Nobody would be denied a vaccine on the grounds of affordability:

  • The government is yet to make its policy on distribution explicit but the current thinking appears to be that nobody would be denied a vaccine on the grounds of affordability.
  • There is even discussion that a vaccine may be available via the national immunisation programme.
  • This initiative currently offers at least nine vaccines for preventable diseases free for children and pregnant women.
  • The pandemic’s global nature has meant that even the quest for a vaccine is international.
  • The GAVI Covax alliance has emerged as the largest coordinator of vaccine development as well as distribution of a probable vaccine.
  • Based on a combination of payments by 78 high-income countries and donations, the GAVI Covax aims to ensure that between 15-20% of every country’s population, or at least their most vulnerable, are able to be inoculated first.

COVAX Facility:

  • Gavi is coordinating the development and implementation of the COVAX Facility, the global procurement mechanism of COVAX.
  • The COVAX Facility will make investments across a broad portfolio of promising vaccine candidates (including those being supported by CEPI) to make sure at-risk investment in manufacturing happens now.
  • This means the COVAX Facility, by pooling purchasing power from all countries that participate, will have rapid access to doses of safe and effective vaccines as soon as they receive regulatory approval.
  • Gavi is working with Alliance partners UNICEF and WHO to ensure that the infrastructure is in place, and the technical support available, to make sure COVID-19 vaccines can be safely delivered to all those who need them.
  • Gavi is also part of the health systems work of the ACT-Accelerator effort, focusing on areas where it has expertise and experience, such as cold chain.
  • Guided by an allocation framework being developed by WHO, the COVAX Facility will then equitably distribute these doses to help protect the most at-risk groups in all participating countries.

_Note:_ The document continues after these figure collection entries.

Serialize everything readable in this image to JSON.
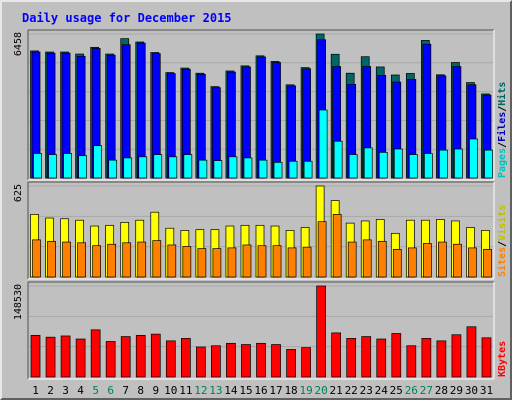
{
  "chart_data": {
    "type": "bar",
    "title": "Daily usage for December 2015",
    "categories": [
      "1",
      "2",
      "3",
      "4",
      "5",
      "6",
      "7",
      "8",
      "9",
      "10",
      "11",
      "12",
      "13",
      "14",
      "15",
      "16",
      "17",
      "18",
      "19",
      "20",
      "21",
      "22",
      "23",
      "24",
      "25",
      "26",
      "27",
      "28",
      "29",
      "30",
      "31"
    ],
    "weekend_days": [
      "5",
      "6",
      "12",
      "13",
      "19",
      "20",
      "26",
      "27"
    ],
    "panels": [
      {
        "id": "hits",
        "ymax": 6458,
        "ymax_label": "6458",
        "series": [
          {
            "name": "Hits",
            "color": "#006666",
            "values": [
              5700,
              5650,
              5650,
              5560,
              5860,
              5560,
              6250,
              6100,
              5630,
              4730,
              4930,
              4700,
              4100,
              4800,
              5030,
              5480,
              5230,
              4180,
              4950,
              6458,
              5550,
              4700,
              5440,
              4980,
              4620,
              4690,
              6170,
              4630,
              5180,
              4280,
              3770
            ]
          },
          {
            "name": "Files",
            "color": "#0000ff",
            "values": [
              5650,
              5600,
              5600,
              5460,
              5810,
              5510,
              5980,
              6050,
              5580,
              4680,
              4880,
              4650,
              4050,
              4750,
              4980,
              5430,
              5180,
              4130,
              4900,
              6200,
              5000,
              4200,
              5000,
              4600,
              4300,
              4420,
              6000,
              4580,
              5000,
              4180,
              3720
            ]
          },
          {
            "name": "Pages",
            "color": "#00ffff",
            "values": [
              1100,
              1050,
              1100,
              1000,
              1450,
              800,
              900,
              950,
              1050,
              950,
              1050,
              800,
              780,
              950,
              900,
              800,
              700,
              750,
              750,
              3050,
              1650,
              1050,
              1350,
              1150,
              1300,
              1050,
              1100,
              1250,
              1300,
              1750,
              1250
            ]
          }
        ]
      },
      {
        "id": "visits",
        "ymax": 625,
        "ymax_label": "625",
        "series": [
          {
            "name": "Visits",
            "color": "#ffff00",
            "values": [
              430,
              405,
              400,
              390,
              350,
              355,
              375,
              390,
              445,
              335,
              320,
              325,
              325,
              350,
              355,
              355,
              350,
              320,
              340,
              625,
              525,
              370,
              385,
              395,
              300,
              390,
              390,
              395,
              385,
              340,
              320
            ]
          },
          {
            "name": "Sites",
            "color": "#ff8000",
            "values": [
              255,
              245,
              240,
              235,
              215,
              225,
              235,
              240,
              250,
              220,
              210,
              195,
              195,
              200,
              220,
              215,
              215,
              200,
              205,
              380,
              430,
              240,
              255,
              245,
              190,
              200,
              230,
              240,
              225,
              200,
              190
            ]
          }
        ]
      },
      {
        "id": "kbytes",
        "ymax": 148530,
        "ymax_label": "148530",
        "series": [
          {
            "name": "KBytes",
            "color": "#ff0000",
            "values": [
              68000,
              65000,
              67000,
              62000,
              77000,
              58000,
              66000,
              68000,
              70000,
              59000,
              63000,
              49000,
              51000,
              55000,
              53000,
              55000,
              53000,
              45000,
              48000,
              148530,
              72000,
              63000,
              66000,
              62000,
              71000,
              51000,
              63000,
              59000,
              69000,
              82000,
              64000
            ]
          }
        ]
      }
    ]
  },
  "legends": {
    "hits_panel": [
      {
        "text": "Pages",
        "color": "#00c0c0"
      },
      {
        "text": "/",
        "color": "#000000"
      },
      {
        "text": "Files",
        "color": "#0000c0"
      },
      {
        "text": "/",
        "color": "#000000"
      },
      {
        "text": "Hits",
        "color": "#006666"
      }
    ],
    "visits_panel": [
      {
        "text": "Sites",
        "color": "#ff8000"
      },
      {
        "text": "/",
        "color": "#000000"
      },
      {
        "text": "Visits",
        "color": "#c0c000"
      }
    ],
    "kbytes_panel": [
      {
        "text": "KBytes",
        "color": "#ff0000"
      }
    ]
  },
  "colors": {
    "title": "#0000ff",
    "weekday_label": "#000000",
    "weekend_label": "#00805c"
  }
}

Once the vaccine has been rolled out to scale, how long will it take to bring the pandemic to a halt?

  • The pandemic comes to a halt when there are enough people immune in the population, and the virus can no longer transmit from person to person.
  • There are two ways we get immunity, the first is by getting the infection, and the other is through vaccination.
  • For many diseases, we build up our immunity by getting the infection in childhood. That is true of many coronaviruses that exist in the world today.
  • We have all had them as children, and that has built up our immunity. The difference here is that this is a new virus that no humans have seen before, and so it will take a while for that immunity to build up.
  • The problem is that if you just have a virus spreading wildly until everyone is immune, there will be lots of people dead in the meantime.
  • That is where the vaccines may be able to intervene, by generating immunity without facing the consequences of the infection.
  • We need to have enough doses of the vaccine available, and then we need to be able to vaccinate enough people to stop the virus in its tracks.
  • But that is quite a big deal. First of all, you have got to manufacture it at an enormous scale, for a country like India, to be able to vaccinate a large proportion of the population.
  • Then you actually have to get out and deliver the vaccine on a scale that has never been seen before. That is also a big hurdle.
  • Even if you have a vaccine and you have enough doses, the logistics of preventing infection is everyone is going to be a huge, mass vaccination programme.
  • Many countries are thinking, initially, about how to protect those at greatest risk, like hospital workers, older individuals, and those with comorbidities. That is probably the right way to start.